Susan Braley grew up in a family of eleven on a farm in Southern Ontario. Her life in this rural setting profoundly shaped her as daughter, sibling, feminist, partner, reader and writer. Her poetry is included in Best Canadian Poetry 2023, and was nominated for the 2022 National Magazine Award in Poetry. She was the winner of the inaugural BC Cedric Award for Poetry. Her poetry has appeared in the literary journals Antigonish Review, Arc Poetry Magazine, Canadian Women’s Studies, CV2, The Literary Review of Canada, The New Quarterly, Prairie Fire, and Room; and in anthologies such as Walk Myself Home and Poems from Planet Earth. Her poems have been recognized in numerous writing contests, including Arc’s Poem of the Year. For much of her adult life, Susan lived in London, Ontario, where she earned a PhD in Modern Literature, and taught literature, writing and women’s studies. She now lives in Victoria, BC, with her partner.


Editorial Reviews

“Braley gets her hands dirty in Tilling the Darkness. She unearths a fierce, feminist voice as she wrests standing-ground for farm women and their stories. In the ‘mushroom dark,’ readers discover, with Braley, a slanted, beneficent, and necessary light.”

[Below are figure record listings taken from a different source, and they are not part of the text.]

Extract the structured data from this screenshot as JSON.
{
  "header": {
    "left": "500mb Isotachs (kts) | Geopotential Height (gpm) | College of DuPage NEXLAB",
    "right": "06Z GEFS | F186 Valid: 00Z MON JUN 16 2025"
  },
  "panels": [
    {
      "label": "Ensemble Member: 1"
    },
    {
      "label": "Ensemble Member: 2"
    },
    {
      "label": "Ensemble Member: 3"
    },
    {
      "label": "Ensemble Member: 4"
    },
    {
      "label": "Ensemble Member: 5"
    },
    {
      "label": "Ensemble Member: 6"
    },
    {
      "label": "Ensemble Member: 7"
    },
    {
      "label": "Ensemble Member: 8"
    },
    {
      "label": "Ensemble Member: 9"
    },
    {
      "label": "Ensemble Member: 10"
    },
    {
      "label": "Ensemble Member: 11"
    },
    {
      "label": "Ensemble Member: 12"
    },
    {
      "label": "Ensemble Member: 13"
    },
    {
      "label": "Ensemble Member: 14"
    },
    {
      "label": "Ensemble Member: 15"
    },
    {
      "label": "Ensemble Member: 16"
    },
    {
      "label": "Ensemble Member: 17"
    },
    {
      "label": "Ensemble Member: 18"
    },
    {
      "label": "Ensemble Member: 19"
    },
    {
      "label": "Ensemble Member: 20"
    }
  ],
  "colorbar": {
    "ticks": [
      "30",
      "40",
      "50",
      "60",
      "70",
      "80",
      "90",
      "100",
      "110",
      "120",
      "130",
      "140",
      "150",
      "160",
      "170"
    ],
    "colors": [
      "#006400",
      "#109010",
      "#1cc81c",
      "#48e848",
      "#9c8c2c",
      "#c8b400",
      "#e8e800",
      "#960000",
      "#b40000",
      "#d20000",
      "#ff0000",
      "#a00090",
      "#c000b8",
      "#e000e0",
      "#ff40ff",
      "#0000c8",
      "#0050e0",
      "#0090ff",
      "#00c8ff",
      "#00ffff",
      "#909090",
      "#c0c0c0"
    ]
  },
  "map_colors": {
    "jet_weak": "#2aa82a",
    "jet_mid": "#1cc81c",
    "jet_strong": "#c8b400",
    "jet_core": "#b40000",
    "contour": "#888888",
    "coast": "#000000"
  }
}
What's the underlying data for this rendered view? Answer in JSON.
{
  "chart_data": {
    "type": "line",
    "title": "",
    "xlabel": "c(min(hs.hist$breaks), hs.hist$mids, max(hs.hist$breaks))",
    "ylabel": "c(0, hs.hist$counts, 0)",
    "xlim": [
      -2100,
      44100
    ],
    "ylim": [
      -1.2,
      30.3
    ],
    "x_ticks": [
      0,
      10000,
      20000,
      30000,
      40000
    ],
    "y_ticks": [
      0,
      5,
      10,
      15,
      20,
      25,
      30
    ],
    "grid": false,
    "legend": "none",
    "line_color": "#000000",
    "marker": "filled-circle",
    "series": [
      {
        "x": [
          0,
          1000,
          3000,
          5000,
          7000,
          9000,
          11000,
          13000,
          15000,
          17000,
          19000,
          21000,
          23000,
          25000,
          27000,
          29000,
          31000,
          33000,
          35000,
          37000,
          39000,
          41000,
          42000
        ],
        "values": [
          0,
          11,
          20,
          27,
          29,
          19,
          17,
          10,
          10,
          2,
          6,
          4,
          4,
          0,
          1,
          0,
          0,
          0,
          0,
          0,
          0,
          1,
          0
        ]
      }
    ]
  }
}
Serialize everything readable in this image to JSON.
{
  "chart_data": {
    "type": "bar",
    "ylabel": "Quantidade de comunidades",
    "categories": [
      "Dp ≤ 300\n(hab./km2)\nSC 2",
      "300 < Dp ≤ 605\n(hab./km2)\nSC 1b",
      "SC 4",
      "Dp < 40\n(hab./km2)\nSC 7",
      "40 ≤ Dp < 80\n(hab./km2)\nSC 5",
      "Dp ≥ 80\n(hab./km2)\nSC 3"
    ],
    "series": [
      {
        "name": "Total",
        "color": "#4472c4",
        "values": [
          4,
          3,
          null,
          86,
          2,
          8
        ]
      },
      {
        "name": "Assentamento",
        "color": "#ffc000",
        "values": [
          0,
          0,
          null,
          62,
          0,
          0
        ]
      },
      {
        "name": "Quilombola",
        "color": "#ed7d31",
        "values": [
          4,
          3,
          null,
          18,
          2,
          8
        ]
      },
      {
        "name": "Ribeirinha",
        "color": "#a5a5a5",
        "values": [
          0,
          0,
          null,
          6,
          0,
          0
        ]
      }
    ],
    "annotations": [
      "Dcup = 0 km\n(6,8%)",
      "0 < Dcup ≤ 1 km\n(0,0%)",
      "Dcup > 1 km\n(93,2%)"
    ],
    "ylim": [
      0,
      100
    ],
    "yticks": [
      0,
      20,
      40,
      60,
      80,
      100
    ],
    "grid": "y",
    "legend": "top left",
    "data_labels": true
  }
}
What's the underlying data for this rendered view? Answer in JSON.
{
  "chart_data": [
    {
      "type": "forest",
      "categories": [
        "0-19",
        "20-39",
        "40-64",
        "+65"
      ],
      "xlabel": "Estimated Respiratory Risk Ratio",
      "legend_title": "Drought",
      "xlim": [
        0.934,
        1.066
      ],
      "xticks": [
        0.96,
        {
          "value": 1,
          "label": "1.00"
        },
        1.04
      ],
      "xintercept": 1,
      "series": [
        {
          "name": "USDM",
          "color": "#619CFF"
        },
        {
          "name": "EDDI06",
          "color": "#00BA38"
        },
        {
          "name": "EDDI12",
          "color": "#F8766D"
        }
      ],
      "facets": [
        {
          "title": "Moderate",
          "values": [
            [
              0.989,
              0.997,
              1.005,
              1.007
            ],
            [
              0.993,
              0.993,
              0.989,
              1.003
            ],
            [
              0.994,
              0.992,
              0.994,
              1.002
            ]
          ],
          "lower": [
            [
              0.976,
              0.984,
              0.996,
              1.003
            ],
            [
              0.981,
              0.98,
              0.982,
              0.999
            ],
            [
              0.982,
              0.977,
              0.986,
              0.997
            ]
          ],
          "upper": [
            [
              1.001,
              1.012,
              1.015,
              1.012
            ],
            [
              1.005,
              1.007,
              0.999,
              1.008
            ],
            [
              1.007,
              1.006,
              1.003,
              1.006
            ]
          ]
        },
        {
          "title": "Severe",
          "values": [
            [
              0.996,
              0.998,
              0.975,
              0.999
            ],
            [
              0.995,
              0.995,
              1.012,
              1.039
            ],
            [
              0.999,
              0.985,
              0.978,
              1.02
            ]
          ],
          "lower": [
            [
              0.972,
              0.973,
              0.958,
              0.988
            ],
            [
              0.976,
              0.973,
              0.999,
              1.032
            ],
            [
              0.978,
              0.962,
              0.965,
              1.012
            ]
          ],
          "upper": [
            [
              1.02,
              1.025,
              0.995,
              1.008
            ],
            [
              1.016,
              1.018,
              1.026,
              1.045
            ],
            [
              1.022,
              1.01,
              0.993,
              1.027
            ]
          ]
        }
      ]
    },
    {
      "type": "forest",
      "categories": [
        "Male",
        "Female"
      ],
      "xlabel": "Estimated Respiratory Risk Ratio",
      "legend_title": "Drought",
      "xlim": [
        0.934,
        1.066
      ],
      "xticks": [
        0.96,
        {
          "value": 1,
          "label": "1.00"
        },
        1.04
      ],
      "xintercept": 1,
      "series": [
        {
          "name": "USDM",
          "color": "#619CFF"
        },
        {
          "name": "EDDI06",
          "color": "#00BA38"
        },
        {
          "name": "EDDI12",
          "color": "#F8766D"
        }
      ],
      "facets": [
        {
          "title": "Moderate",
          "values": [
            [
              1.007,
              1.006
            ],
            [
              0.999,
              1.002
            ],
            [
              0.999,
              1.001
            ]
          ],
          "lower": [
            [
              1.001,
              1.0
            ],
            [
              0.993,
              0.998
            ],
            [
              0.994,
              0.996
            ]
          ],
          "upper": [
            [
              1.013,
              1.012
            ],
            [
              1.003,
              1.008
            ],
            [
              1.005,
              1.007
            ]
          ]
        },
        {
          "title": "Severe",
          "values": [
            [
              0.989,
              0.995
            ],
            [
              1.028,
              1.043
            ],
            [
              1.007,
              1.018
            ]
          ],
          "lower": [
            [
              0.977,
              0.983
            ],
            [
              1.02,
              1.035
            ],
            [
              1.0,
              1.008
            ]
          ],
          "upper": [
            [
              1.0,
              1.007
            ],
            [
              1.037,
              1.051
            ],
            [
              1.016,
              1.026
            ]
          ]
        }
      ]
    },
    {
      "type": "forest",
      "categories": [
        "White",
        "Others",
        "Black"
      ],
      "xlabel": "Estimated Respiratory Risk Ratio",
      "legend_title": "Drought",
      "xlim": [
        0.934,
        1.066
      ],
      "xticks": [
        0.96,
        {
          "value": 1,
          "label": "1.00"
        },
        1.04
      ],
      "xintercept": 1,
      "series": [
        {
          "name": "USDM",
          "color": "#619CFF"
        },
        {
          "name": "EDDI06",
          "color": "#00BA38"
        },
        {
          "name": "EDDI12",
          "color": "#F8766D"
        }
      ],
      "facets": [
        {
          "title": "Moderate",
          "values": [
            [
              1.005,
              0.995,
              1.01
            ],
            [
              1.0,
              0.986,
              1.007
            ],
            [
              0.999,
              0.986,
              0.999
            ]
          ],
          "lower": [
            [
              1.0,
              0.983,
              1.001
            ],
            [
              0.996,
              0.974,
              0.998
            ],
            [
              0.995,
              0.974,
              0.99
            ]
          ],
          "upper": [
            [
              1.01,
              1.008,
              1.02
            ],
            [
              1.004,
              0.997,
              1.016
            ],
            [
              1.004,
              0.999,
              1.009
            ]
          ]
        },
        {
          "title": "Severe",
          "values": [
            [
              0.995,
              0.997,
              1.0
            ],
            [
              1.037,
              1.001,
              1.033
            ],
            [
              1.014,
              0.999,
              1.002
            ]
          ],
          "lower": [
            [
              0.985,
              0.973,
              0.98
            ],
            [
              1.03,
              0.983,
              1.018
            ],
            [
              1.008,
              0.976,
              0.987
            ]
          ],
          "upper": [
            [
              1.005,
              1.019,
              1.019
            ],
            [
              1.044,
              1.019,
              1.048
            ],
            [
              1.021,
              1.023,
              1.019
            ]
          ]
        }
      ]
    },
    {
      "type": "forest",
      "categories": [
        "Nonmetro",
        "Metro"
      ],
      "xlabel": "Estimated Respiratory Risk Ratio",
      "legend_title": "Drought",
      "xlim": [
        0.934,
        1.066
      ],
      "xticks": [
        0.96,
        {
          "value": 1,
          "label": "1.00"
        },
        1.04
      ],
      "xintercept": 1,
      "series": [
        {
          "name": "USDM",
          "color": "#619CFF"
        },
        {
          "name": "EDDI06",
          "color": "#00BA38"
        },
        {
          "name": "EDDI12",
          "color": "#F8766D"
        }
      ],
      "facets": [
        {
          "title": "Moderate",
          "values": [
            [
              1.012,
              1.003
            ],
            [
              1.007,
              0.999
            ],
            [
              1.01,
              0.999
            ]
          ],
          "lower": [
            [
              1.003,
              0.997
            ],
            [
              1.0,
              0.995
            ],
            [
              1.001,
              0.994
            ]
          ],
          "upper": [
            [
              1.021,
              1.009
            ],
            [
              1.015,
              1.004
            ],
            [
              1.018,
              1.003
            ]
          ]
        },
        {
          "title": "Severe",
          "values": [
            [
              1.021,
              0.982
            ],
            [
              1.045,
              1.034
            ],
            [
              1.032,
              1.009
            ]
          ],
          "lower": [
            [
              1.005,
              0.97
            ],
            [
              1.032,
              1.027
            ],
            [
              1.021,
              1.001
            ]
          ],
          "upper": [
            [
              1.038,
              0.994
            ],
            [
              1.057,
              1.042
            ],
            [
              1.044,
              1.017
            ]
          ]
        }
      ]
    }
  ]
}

—Cornelia Hoogland, author of Cosmic Bowling, a collaboration with Ted Goodden

“In Tilling the Darkness, Susan Braley opens furrows—‘dark earth pelts’— into the past: her girlhood on a farm in Southern Ontario; her choices, or lack of choices, as a daughter in a large family and a young woman raised in the Catholic Church. Braley does not romanticize rural life or the histories she recounts; siblings, soldiers, students, stones—all are viewed with a scholar’s eye and drawn with a poet’s precision. Darkness is tilled here, but much more is turned over as seasons unfold, as fields are seeded, harvested, and seeded again, as blood seeps and stains, as elegy and requiem give way to reimagination and rebirth.”

—Laura Apol, author of A Fine Yellow Dust

“Have you swum in grain? Dive into Tilling the Darkness and you’re in a hopper of kernels under the ‘thick gold rain’ of Braley’s engrained clarity. With swift, spare intensity, she depicts the bountiful legacy of her early rural life and later, how she navigated inequities of gender roles. Her Via Femminile series gives us images of ordinary women who survive discrimination and violence—and thrive. These finely made poems plow darkness to reveal ‘fire, earth, water, jewel.’”

—Jane Munro, author of False Creek

“Susan Braley’s beautiful inaugural collection is a celebration of life. In particular, the life of a daughter growing up on a mid-century farm in southern Ontario in a large religious family riddled with gendered expectations. The poems reveal the everyday and the extraordinary of farming life: its misfits, its sadnesses, brutalities, disappointments, and joys. And beyond. In strong, careful poetics, Braley conjures the cows afloat in the pasture, the barn burnt to its knees in the night, the ever-present milk, the breasts. And the babies, the babies, the babies. Her poetry tills the darkness with a clear shining light.”